On the one hand, they bring advanced concepts and supply-chain standards, accelerating the popularization of nuclear medicine departments in China. On the other hand, if local innovation cannot keep up, China’s large population of cancer patients (over 4.5 million new cases each year) will have to continue relying on imported drugs, paying expensive prices.

Based on publicly available information, the competitive focus among multinational giants is currently highly concentrated in therapeutic areas (such as PSMA prostate cancer and SSTR neuroendocrine tumors). In the diagnostic field, especially in broad-spectrum SPECT imaging, 99mTc-3PRGD2 has established a technical barrier thanks to its “broad-spectrum” and “high accessibility.”

This is not only filling a gap, but also delivering a “dimensionality-reduction attack” on the existing market landscape. “If primary hospitals can use SPECT to complete lung cancer staging that previously required PET-CT, then 99mTc-3PRGD2 will quickly release a huge incremental market for primary healthcare. This will create strong market pressure against imported imaging agents that depend on high-end PET-CT equipment,” the analyst said.

However, although the outlook is bright, for China’s nuclear medicine sector to truly achieve “leading,” it still faces serious challenges. These challenges mainly lie at the very top of the industrial chain—the radionuclide raw materials.

According to data from industry institutions, currently, whether it is molybdenum-99 (the parent of technetium-99m) used for diagnosis, or lutetium-177 and actinium-225 used for therapy, their supply has long been controlled by only a few research reactors.
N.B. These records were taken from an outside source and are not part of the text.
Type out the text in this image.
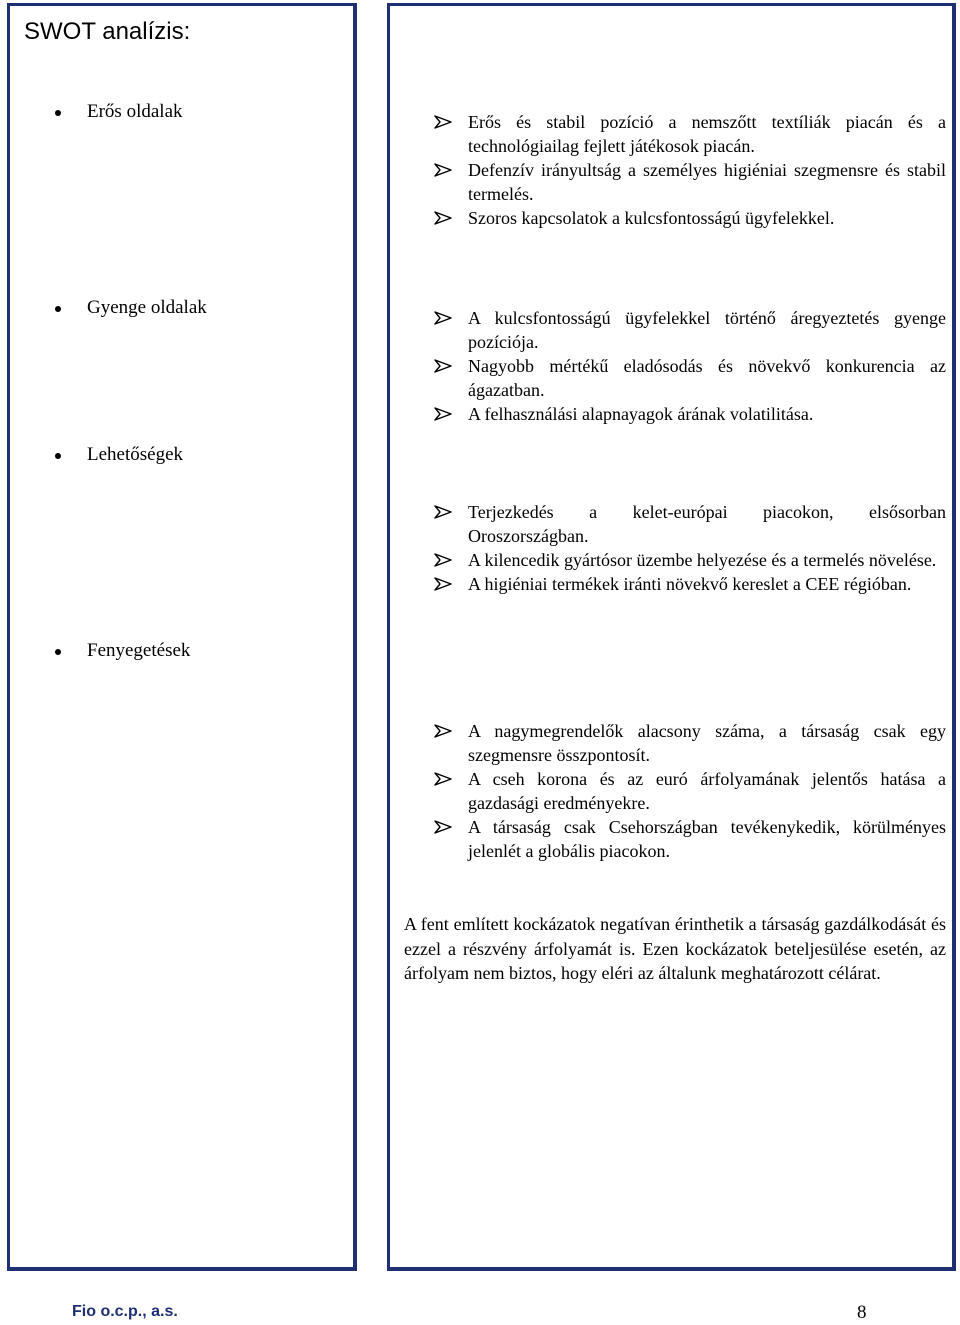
SWOT analízis:
Erős oldalak
Gyenge oldalak
Lehetőségek
Fenyegetések
Erős és stabil pozíció a nemszőtt textíliák piacán és a technológiailag fejlett játékosok piacán.
Defenzív irányultság a személyes higiéniai szegmensre és stabil termelés.
Szoros kapcsolatok a kulcsfontosságú ügyfelekkel.
A kulcsfontosságú ügyfelekkel történő áregyeztetés gyenge pozíciója.
Nagyobb mértékű eladósodás és növekvő konkurencia az ágazatban.
A felhasználási alapnayagok árának volatilitása.
Terjezkedés a kelet-európai piacokon, elsősorban Oroszországban.
A kilencedik gyártósor üzembe helyezése és a termelés növelése.
A higiéniai termékek iránti növekvő kereslet a CEE régióban.
A nagymegrendelők alacsony száma, a társaság csak egy szegmensre összpontosít.
A cseh korona és az euró árfolyamának jelentős hatása a gazdasági eredményekre.
A társaság csak Csehországban tevékenykedik, körülményes jelenlét a globális piacokon.

A fent említett kockázatok negatívan érinthetik a társaság gazdálkodását és ezzel a részvény árfolyamát is. Ezen kockázatok beteljesülése esetén, az árfolyam nem biztos, hogy eléri az általunk meghatározott célárat.

Fio o.c.p., a.s.	8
AstraZeneca’s choice to implement its operation in Guangzhou—besides market considerations—also reflects a core factor: the China Spallation Neutron Source located near Dongguan. This major scientific facility is breaking through the domestically-produced supply of actinium-225, trying to resolve the dilemma of “no materials to cook with.”

For Baiyang and Gilen Tai, the future focus points will also be here. With the commercialization scale-up of 99mTc-3PRGD2, its demand for a stable supply chain of technetium-[99mTc] and its supporting drug kits will grow exponentially. How to leverage China’s potential in reactors (such as nuclear power institute facilities in Sichuan and Zhejiang) and accelerators to build an independent and controllable radionuclide supply chain is key to determining whether it can become an industry leader.

In addition, “integrated diagnosis and treatment” is the ultimate narrative for nuclear medicine. Gilen Tai has already taken this step. According to disclosures from Baiyang, at the same time as the diagnostic-side approval of 99mTc-3PRGD2, the therapeutic nuclear medicine in its pipeline, 177Lu-AB-3PRGD2, has also initiated its application.

This is exactly the unique appeal of RDC drugs: using the same target—use the diagnostic radionuclide to see “where the enemy is,” and use the therapeutic radionuclide to “precisely eliminate the enemy.”

This also means that in the future, the nuclear medicine track will no longer be just a competition of drug R&D. Instead, it will be an ecosystem-wide competition across the entire industrial chain: “radionuclide raw materials + logistics and distribution + hospital networks + data services.”